Reflusso gastroesofageo: sintomi, prevenzione e consigli per le feste

Un italiano su dieci soffre di questo disturbo: ecco come riconoscerlo, gestirlo e ridurre i sintomi anche durante i pasti abbondanti delle festività

Reflusso gastroesofageo: sintomi, prevenzione e consigli per le feste

Durante le feste, con pasti più abbondanti e ricchi del solito, il reflusso gastroesofageo può peggiorare. Questa condizione interessa circa un italiano su dieci, secondo l’AIGO (Associazione Italiana Gastroenterologi ed Endoscopisti Digestivi), che offre anche consigli pratici per prevenirla.

Che cos’è il reflusso gastroesofageo

Secondo l’Istituto Superiore di Sanità, il reflusso si verifica quando il contenuto dello stomaco risale nell’esofago. È più frequente tra i 30 e i 50 anni e interessa l’esofago, il tubo che porta il cibo dalla bocca allo stomaco. All’estremità inferiore c’è una valvola che normalmente impedisce la risalita dei succhi gastrici. Se questa non funziona correttamente, può verificarsi il reflusso di acido, bile o cibo. Talvolta, il disturbo può essere legato a un’ernia iatale, quando una parte dello stomaco risale nel torace.

Sintomi principali

Un po’ di reflusso è considerato fisiologico, soprattutto dopo i pasti. Tuttavia, il sintomo più comune è la pirosi, una sensazione di bruciore dietro lo sterno o nella parte alta dell’addome. Altri segnali possono includere rigurgiti acidi o ritorno di cibo in bocca. Quando questi disturbi si manifestano più di due volte a settimana e influenzano la qualità della vita, si parla di malattia da reflusso gastroesofageo (MRGE).

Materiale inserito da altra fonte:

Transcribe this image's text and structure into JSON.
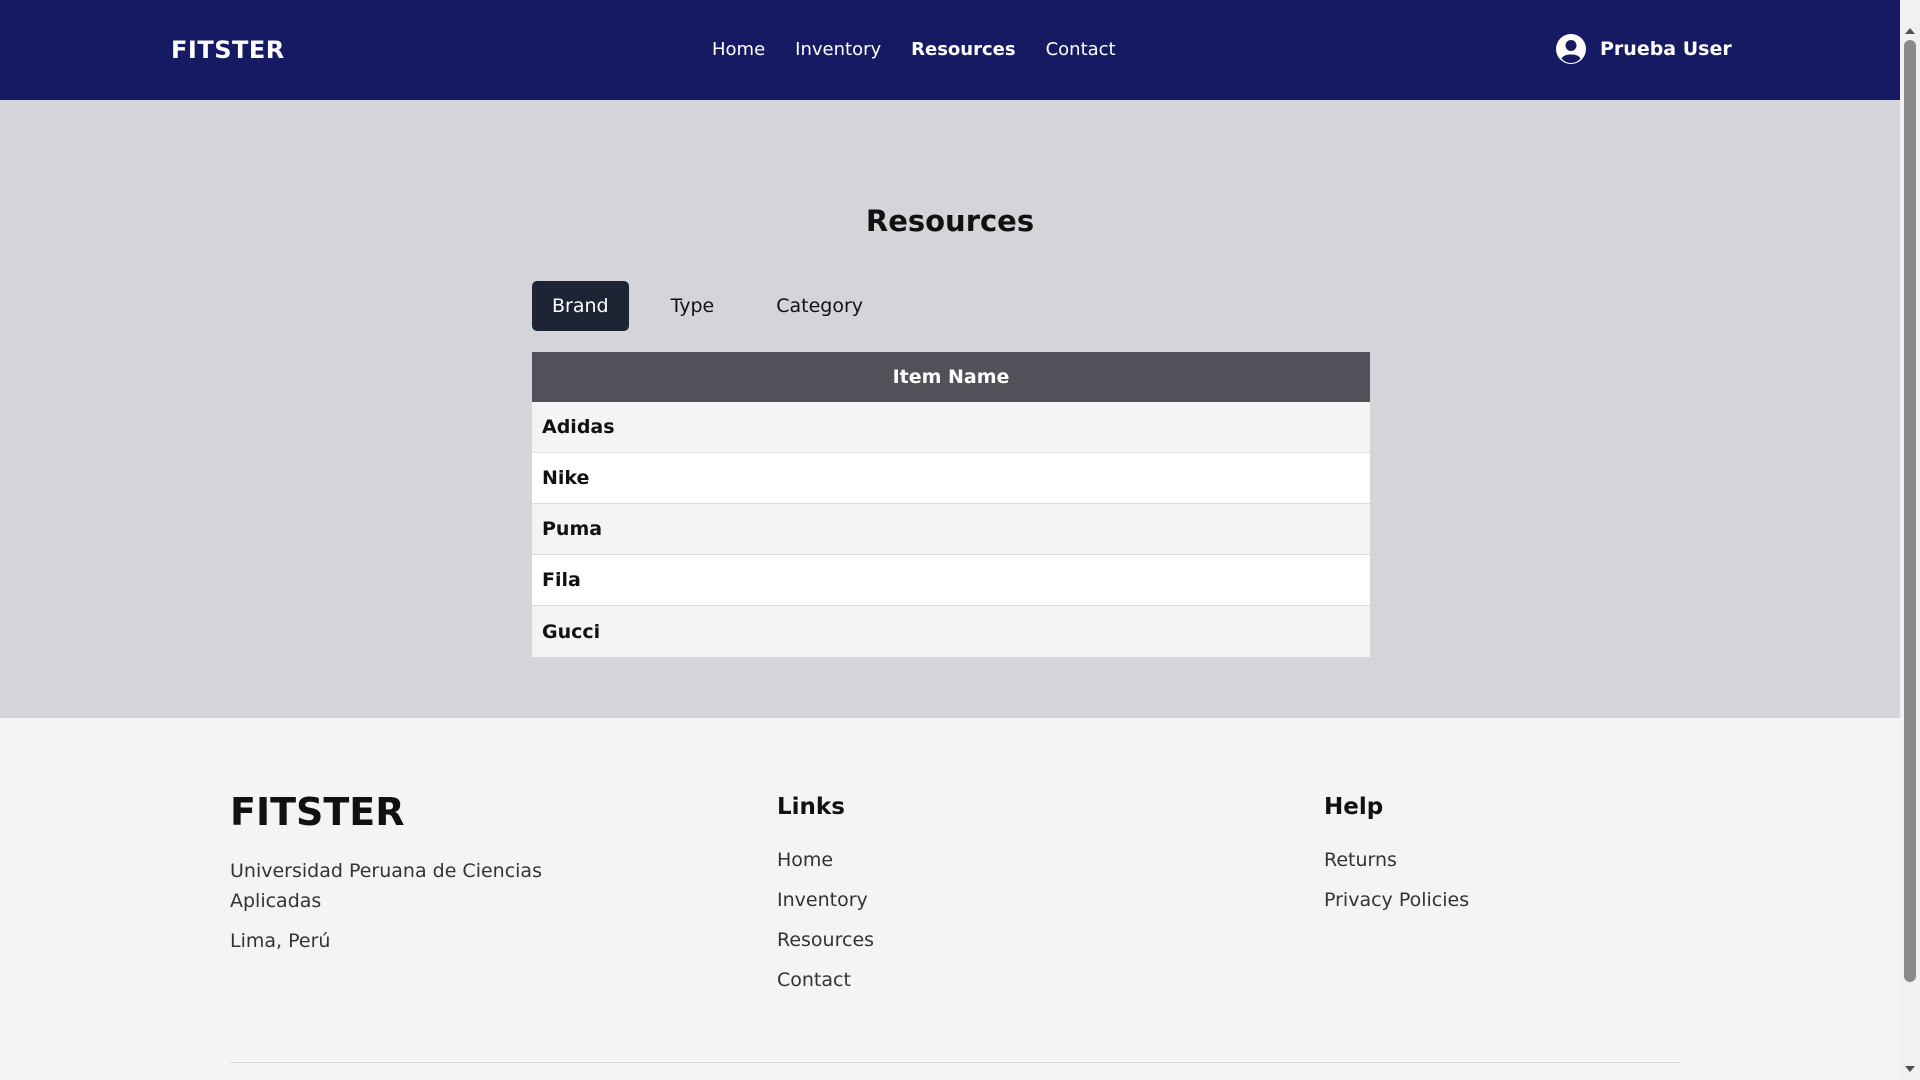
{
  "header": {
    "brand": "FITSTER",
    "nav": [
      {
        "label": "Home"
      },
      {
        "label": "Inventory"
      },
      {
        "label": "Resources"
      },
      {
        "label": "Contact"
      }
    ],
    "active_nav": "Resources",
    "user_name": "Prueba User"
  },
  "main": {
    "title": "Resources",
    "tabs": [
      {
        "label": "Brand"
      },
      {
        "label": "Type"
      },
      {
        "label": "Category"
      }
    ],
    "active_tab": "Brand",
    "table": {
      "header": "Item Name",
      "rows": [
        "Adidas",
        "Nike",
        "Puma",
        "Fila",
        "Gucci"
      ]
    }
  },
  "footer": {
    "brand": "FITSTER",
    "address_line1": "Universidad Peruana de Ciencias Aplicadas",
    "address_line2": "Lima, Perú",
    "links_heading": "Links",
    "links": [
      "Home",
      "Inventory",
      "Resources",
      "Contact"
    ],
    "help_heading": "Help",
    "help_links": [
      "Returns",
      "Privacy Policies"
    ]
  },
  "colors": {
    "navbar": "#161a63",
    "main_bg": "#d4d4da",
    "active_tab": "#1d2535",
    "table_header": "#505159",
    "footer_bg": "#f3f4f6"
  }
}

Altri sintomi da non trascurare

Il reflusso può causare anche:

  • Alito cattivo e gonfiore addominale

  • Flatulenza e difficoltà a deglutire

  • Mal di gola ricorrente o raucesdine

  • Tosse persistente e respiro sibilante

  • Infiammazione gengivale ed erosione dello smalto dentale

  • Dolore toracico

Come viene diagnosticato

Il medico di base può indirizzare al gastroenterologo o al cardiologo per escludere problemi cardiaci. Tra gli esami più comuni:

  • Endoscopia (esofago-gastro-duodenoscopia)

  • Radiografia con bario

  • Manometria esofagea

  • pH-metria esofagea 24 ore

  • Analisi del sangue

L’endoscopia permette di osservare lo stato delle mucose e rilevare eventuali complicazioni.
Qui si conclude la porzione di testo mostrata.